DÚVIDAS

A gramaticalidade de «o quanto» e «o quão»

Sei que há uma publicação sobre este tema no vosso site, pelo que escusam de me reencaminhar para lá. O problema de se verem muitos erros escritos é que, com o tempo, começamos a duvidar. Agora com este frequente: «o quão». Sempre escrevi [...] quão sem artigo definido antecedente. Mas tenho visto, inclusive em professores de Português, a expressão «o quão»! Sempre aprendi que quão substituía «o quanto» no sentido de perguntar ou afirmar «como», «de que modo», «a que ponto».

Quão errado estou!?

Obrigado pela ajuda.

Resposta

O uso de «o quão» está correto.

A palavra quão é um advérbio1 que substitui quanto antes de um adjetivo ou de um advérbio em frases exclamativas e declarativas (cf. dicionário da Academia das Ciências de Lisboa – ACL):

1. «Quanto muda a sociedade!»

2. «Quão diferente é a sociedade de hoje!»

3. «Quão longe estou da felicidade!»

Nas frases exclamativas, parece restringir-se o uso do artigo definido (o ? indica que as frases são de aceitabilidade duvidosa):

1'. ?«O quanto muda a sociedade!»

2'. ?«O quão diferente é a sociedade de hoje!»

3'. ?«O quão longe estou da felicidade!»

Nas frases declarativas, não se notam restrições: quanto é usado com artigo definido – segundo o dicionário da ACL, trata-se de uma locução adverbial – com função intensificadora, como se fosse uma expressão nominal («o quanto»)*:

4. «Todos reconhecem o quanto ele é esforçado» [exemplo do dicionário da ACL].

5. «Todos reconhecem o quão esforçado ele é.»

Sendo assim, não existe razão para rejeitar o uso de «o quão», que ocorrerá em condições próximas das de 4, com a condição de ficar associado a adjetivos e advérbios como em 2 e 3.

Refira-se, por último, que «o quão» já ocorre na língua há séculos:

6. «Mas tanto que se passa este acidente,/ e vejo o quão distante de vós mouro,/ temo quanto imagino por agouro,/ porque d' imaginar também me ausente» (Camões, Rimas, séc.
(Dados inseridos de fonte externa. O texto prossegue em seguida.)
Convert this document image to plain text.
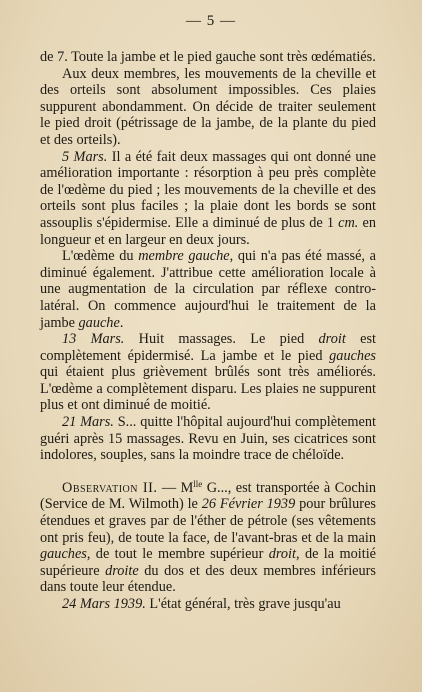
— 5 —

de 7. Toute la jambe et le pied gauche sont très œdématiés.

Aux deux membres, les mouvements de la cheville et des orteils sont absolument impossibles. Ces plaies suppurent abondamment. On décide de traiter seulement le pied droit (pétrissage de la jambe, de la plante du pied et des orteils).

5 Mars. Il a été fait deux massages qui ont donné une amélioration importante : résorption à peu près complète de l'œdème du pied ; les mouvements de la cheville et des orteils sont plus faciles ; la plaie dont les bords se sont assouplis s'épidermise. Elle a diminué de plus de 1 cm. en longueur et en largeur en deux jours.

L'œdème du membre gauche, qui n'a pas été massé, a diminué également. J'attribue cette amélioration locale à une augmentation de la circulation par réflexe contro-latéral. On commence aujourd'hui le traitement de la jambe gauche.

13 Mars. Huit massages. Le pied droit est complètement épidermisé. La jambe et le pied gauches qui étaient plus grièvement brûlés sont très améliorés. L'œdème a complètement disparu. Les plaies ne suppurent plus et ont diminué de moitié.

21 Mars. S... quitte l'hôpital aujourd'hui complètement guéri après 15 massages. Revu en Juin, ses cicatrices sont indolores, souples, sans la moindre trace de chéloïde.

Observation II. — $M^{lle}$ G..., est transportée à Cochin (Service de M. Wilmoth) le 26 Février 1939 pour brûlures étendues et graves par de l'éther de pétrole (ses vêtements ont pris feu), de toute la face, de l'avant-bras et de la main gauches, de tout le membre supérieur droit, de la moitié supérieure droite du dos et des deux membres inférieurs dans toute leur étendue.

24 Mars 1939. L'état général, très grave jusqu'au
XVI, in Corpus do Português).

7. «Mil preceitos há que nos ensinam, o quão pouco são estimáveis em si, esses mesmos objectos, que buscamos com fadiga» (Matias Aires, Reflexão sobre a Vaidade, 1745, idem).

1 O gramático Napoleão Mendes de Almeida, no seu Dicionário de Questões Vernáculas, classifica «o quanto» como locução conjuntiva, cujo uso não condenava. Observe-se que outras fontes brasileiras não convergem com Mendes de Almeida quanto à classe de palavras de quanto nos contextos em apreço. Por exemplo, o Dicionário Houaiss classifica quanto como advérbio quando lhe é atribuído o significado de «em que quantidade»: «não sabe quanto é querida de todos». Também Maria Helena de Moura Neves, no Guia de Usos do Português, classifica quanto como advérbio.

2 De facto, é o que sugere a descrição do Dicionário UNESP do Português Contemporâneo (obra brasileira que apresenta descrições e classificações também úteis para a análise gramatical do português de Portugal): «[quanto, no sentido de «a quantidade que»] pode vir precedido do artigo». Pode supor-se que a mesma fonte aceitará uso semelhante com quão, que descreve como forma apocopada (ou seja, que perdeu sons finais) de quanto.